Kernel code reading notes: fork/clone syscall

Note: task, thread, process are the same thing here.

Hi forks, here I have some study notes about the Linux process creation. The older textbook[1] says the fork() in libc calls __clone(), which wraps the clone() syscall. Seems the newer kernel directly exposes sys_fork(), sys_vfork(), etc. The common thing among these versions is that when it switches to kernel mode, the syscalls call _do_fork(). I will skip the user land call chain, and starts from the _do_fork() in kernel/fork.c.

/*
 *  Ok, this is the main fork-routine.
 *
 * It copies the process, and if successful kick-starts
 * it and waits for it to finish using the VM if required.
 *
 * args->exit_signal is expected to be checked for sanity by the caller.
 */
long _do_fork(struct kernel_clone_args *args)
{
  /* Zephyr: variable decals */
  u64 clone_flags = args->flags;
	struct completion vfork;
	struct pid *pid;
  /* Zephyr: this is the new task struct */
	struct task_struct *p;
	int trace = 0;
	long nr;

  /* Zephyr: We won't be looking deep at ptrace here */
	/*
	 * Determine whether and which event to report to ptracer.  When
	 * called from kernel_thread or CLONE_UNTRACED is explicitly
	 * requested, no event is reported; otherwise, report if the event
	 * for the type of forking is enabled.
	 */
	if (!(clone_flags & CLONE_UNTRACED)) {
		if (clone_flags & CLONE_VFORK)
			trace = PTRACE_EVENT_VFORK;
		else if (args->exit_signal != SIGCHLD)
			trace = PTRACE_EVENT_CLONE;
		else
			trace = PTRACE_EVENT_FORK;

		if (likely(!ptrace_event_enabled(current, trace)))
			trace = 0;
	}

  p = copy_process(NULL, trace, NUMA_NO_NODE, args);

p is the pointer to the new process’ task struct. It is assigned as the return value of copy_process().

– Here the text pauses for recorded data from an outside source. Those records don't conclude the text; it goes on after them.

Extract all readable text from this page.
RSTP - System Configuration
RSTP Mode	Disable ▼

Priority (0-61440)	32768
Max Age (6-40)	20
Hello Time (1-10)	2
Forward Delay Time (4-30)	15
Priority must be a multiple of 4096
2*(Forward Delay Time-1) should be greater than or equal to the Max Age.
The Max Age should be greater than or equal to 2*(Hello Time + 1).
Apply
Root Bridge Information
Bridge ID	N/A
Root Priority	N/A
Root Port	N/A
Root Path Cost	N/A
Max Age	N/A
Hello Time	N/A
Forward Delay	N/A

copy_process() does a lot of task struct initialization. The comments in the function are very well written.

/*
 * This creates a new process as a copy of the old one,
 * but does not actually start it yet.
 *
 * It copies the registers, and all the appropriate
 * parts of the process environment (as per the clone
 * flags). The actual kick-off is left to the caller.
 */
static __latent_entropy struct task_struct *copy_process(
					struct pid *pid,
					int trace,
					int node,
					struct kernel_clone_args *args)

After some sanity checks, it delays the signal delivery so that nothing is handled during the clone. If the calling process has pending signals, the folk() will fail.

Then, dup_task_struct() is called, and the return value is the new task struct.

	retval = -ENOMEM;
	p = dup_task_struct(current, node);
	if (!p)
		goto fork_out;

At this time, the new task struct is the same as the calling process. If the clone flag is set to CLONE_CHILD_SETTID or CLONE_CHILD_CLEARTID, then the user pointer child_tidptr will be copied to the corresponding variables in the task struct. Looks like this is for passing the tid to user space. Then, it inits mutex, rt_mutex_init_task(p).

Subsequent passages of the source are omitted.